Reagents sticking to old or poorly prepared slides. Start over with freshly prepared or purchased slides.
Background due to ionic interactions. Increase the ionic strength of the diluent buffer.

Problem: Cell/Tissue Morphology is Destroyed

Possible Source Suggestion
Antigen retrieval methods are too harsh. Empirically determine the conditions that preserve tissue morphology while restoring the immunoreactivity of the antigen.
Tissue sections falling off slide. (more common with frozen sections) Increase fixation time. Empirically determine an additional or alternative fixative.
Use freshly prepared, adequately charged slides.
Tissue section appears torn or folded.

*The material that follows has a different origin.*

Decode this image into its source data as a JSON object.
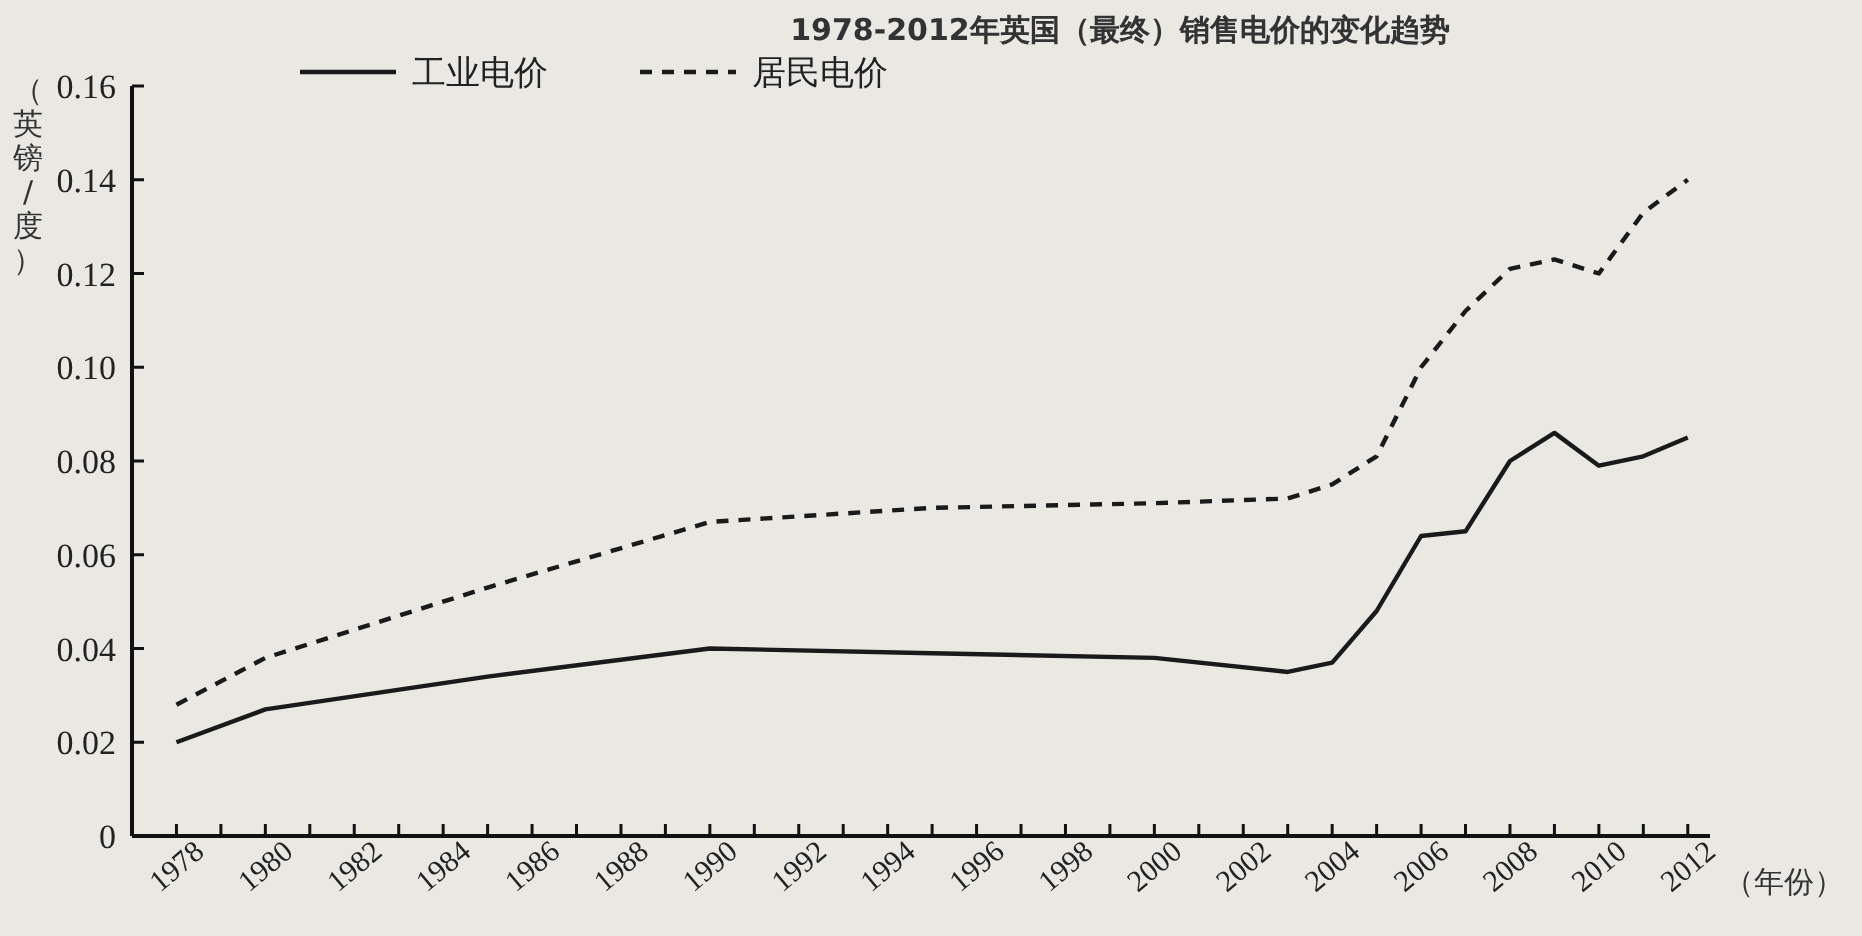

Air bubbles under section. Re-cut sections using a sharp blade, or ignore damaged areas when analyzing the results.
Poor resolution of tissue morphology Cut thinner tissue sections. Ice crystals may have destroyed morphology of frozen sections.
Underfixation has physically damaged the tissue or cells during the staining process Increase fixation time and/or add a post-fixation step. Increase the fixative/tissue ratio.
Cut smaller pieces of tissue for more thorough immersion fixation.
Autolysis of tissue leading to staining of necrotic debris. Increase the fixation time, ratio. Consider using cross-linking fixative.

Problem: Staining is Inappropriate

Possible Source Suggestion
Fixation method is inappropriate for the antigen. Try a different fixative or increase the fixation time.
Antigen retrieval may be inappropriate for this antigen or tissue. Try different antigen retrieval conditions.
Electrostatic charge of the antigen has been altered. Try adjusting the pH or cation concentration of the antibody diluent.
Delay in fixation caused diffusion of the antigen. Fix tissue promptly. Try a cross-linking fixative rather than organic (alcohol) fixative.